Ähnliche Verschwörungen decken auch Vordenker der Neuen Rechten gerne auf. Erik von Kuehnelt-Leddihn berichtete der VPM- Gemeinde genußvoll, daß die Französische Revolution eine „sadistische Sexorgie“ war, bei der „schwangere Frauen in Obst- und Weinpressen ausgequetscht, Mütter mit ihren Kindern in Backöfen zu Tode geröstet“ worden seien.

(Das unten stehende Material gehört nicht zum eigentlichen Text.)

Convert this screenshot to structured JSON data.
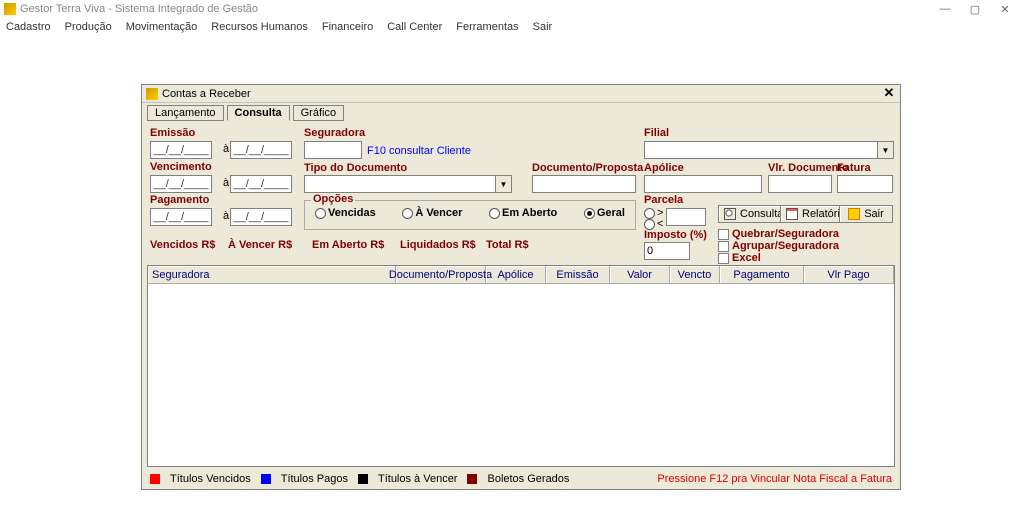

Dieter von Glahn, der die RAF- Beamtin entlarvte, müßte eigentlich von Verschwörungen ganz anderer Art wissen. Buch-Herausgeber Ingolf Efler erinnert an die sogenannte Partisanenaffäre, die 1952 durch die Presse ging: Auf dem US-Truppenübungsplatz Grafenwöhr hatten sich Partisanen auf den Einmarsch der Roten Armee vorbereitet und dabei auch „Proskriptions“-Listen mit zu liquidierenden Personen angelegt. 15 KPD- und 80 SPD-Politiker fanden sich darauf wieder. Der damalige „Partisan“ Dieter von Glahn wurde laut Autor Efler aber „einen Tag vor der Durchsuchung seiner Räume von der Polizei (!) gewarnt“ und konnte „seine Listen und Karteikasten zur Seite bringen“. Das Verfahren gegen ihn wurde eingestellt, und von Glahn wurde später nacheinander Mun- Referent, FDPler, CDU-Mitglied, Republikaner, Chef der „Konservativen Sammlung“ und VPM- Lobbyist. Ute Scheub

Ingolf Efler, Holger Reile (Hrsg.): „VPM – Die Psychosekte“. Rowohlt 1995, 201 Seiten, 14,90 DM.